Back in the day, businesses had to do a lot of strategic guessing or bank on lady luck to see if certain campaigns would work out or not. Marketing teams struggled to keep up with trends and it was difficult to foresee or understand what the consumer wanted.
The digital era has enabled markers to finally have all the data they need to fully engage with the consumer.
The only problem – the sheer amount of data is overwhelming and incredibly extensive.
Big data, simply put, is extremely large and complex data sets, so voluminous that traditional data processing software cannot manage them.
But why is it so important?
Big data analytics has enabled millions of organizations to identify new opportunities using the insights harnessed from today’s huge data resources. This has led to more efficient operations, smarter use of resources, higher profits and of course, happier customers.
Big data can serve to deliver benefits in surprising areas. One example can be found in the fashion industry.
Data analytics may not be new to the industry, but the real revolution lies in the way data is now becoming available and utilized by these fashion companies. The emergence of COVID-19 has presented a major challenge to the fashion industry. Traditional brick and mortar stores have suffered from decreased footfall to shopping areas, and a consequent drop in sales as well, as a result of social distance measures/lockdowns. To counter this, many stores have set up online storefronts to ensure that customers can still reach them, coupled with sales and discounts.
Here are the case studies of 2 leading fashion brands and how they have used the data gleaned from online sales, or other digital strategies they have employed, to help them stay competitive in the market.
How ZARA uses market-based analysis to create higher turnover rates and demand from consumers.
Traditionally, retailers would do their best to estimate demand for the different Stock-Keeping units (SKU) based on industry experts’ opinions. Models that sold well would quickly be out of stock, and models that didn’t sell as well would have large inventories and later on be discounted.
To counter this, Zara has since adopted market-based analysis to find out what products appeal most to our customers and what they might buy in the future. This method employs unsupervised learning, meaning that it learns what customers like based on the frequency of their purchases. So instead of ordering the bulk of the quantity for the season, Zara only orders a small amount of merchandise. Once the merchandise hits the stores, Zara collects sales data and analyzes each SKU’s sales against supply. Zara uses these insights to guide their following orders, and design and manufacture models that have the most popular features to satisfy demand. Instead of replenishing products that get sold-out, Zara instead creates new styles and looks, reducing the need for markdown of prices.
How ASOS uses big data analytics to tailored clothing pieces to each individual consumer.
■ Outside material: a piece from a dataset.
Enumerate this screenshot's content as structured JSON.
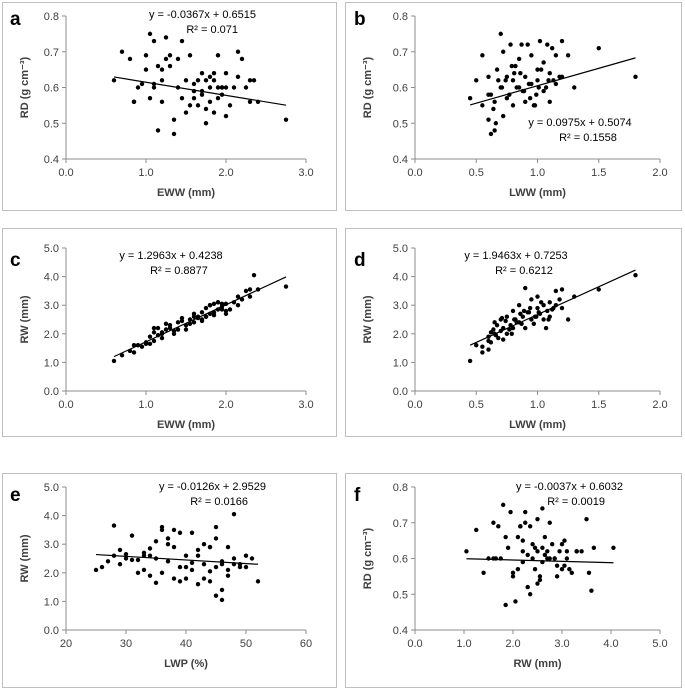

In the past few years, ASOS has launched a number of personalised recommendation services which use a machine learning technique known as clustering. Clustering discovers interesting patterns in data, such as groups of customers based on their behaviour. On ASOS’s website and mobile app, you can find
Style Match which shows customers, products that are similar to the ones they have bought or are currently browsing.
And Your Edit: which shows products that we thinks customers might like;
ASOS’s algorithm will recommend you with products that have been purchased earlier by other customers with similar market baskets, thereby providing customers with personalised recommendations. This is one of ASOS’s most important tools because it enables us to sieve out what a particular customer might like amongst our many products, reducing the chance of them leaving the site in frustration and improving the chance of a purchase happening.
ASOS has also recently launched their very own size recommendation tool called Fit assistance. The thing about the fashion industry is that there isn’t a universally-standardised size chart, so this makes finding the right size online even harder, because customers don’t have the luxury of trying it on. To solve this, ASOS has developed a sizing tool called fit assistance which was created in collaboration with the team at Fit Analytics. So ASOS shoppers take a small quiz which tells us their height, weight, age, general body proportions and also their fit preferences. ASOS then compares your data with the data of shoppers like you to generate a size recommendation.
We can all agree that there is nothing more frustrating when you receive a really cute but ill-fitting product. So Fit Assistance has allowed us to reduce the percentage of returned items per order due to incorrect sizing, thereby increasing customer satisfaction as well as sales revenue.
What does this all mean?
As the internet evolves, we must too. Big data has since become a potent tool when it comes to the online marketing world because it captures insights into our customers at a level of detail never thought possible before. As Geoffrey Moore, author of best-selling book Crossing the Chasm: Marketing, tweeted in 2012
“Without big data analytics, companies are blind and deaf, wandering out onto the Web like deer on a freeway.”
It may have been an exaggeration back then, but a universal truth right now.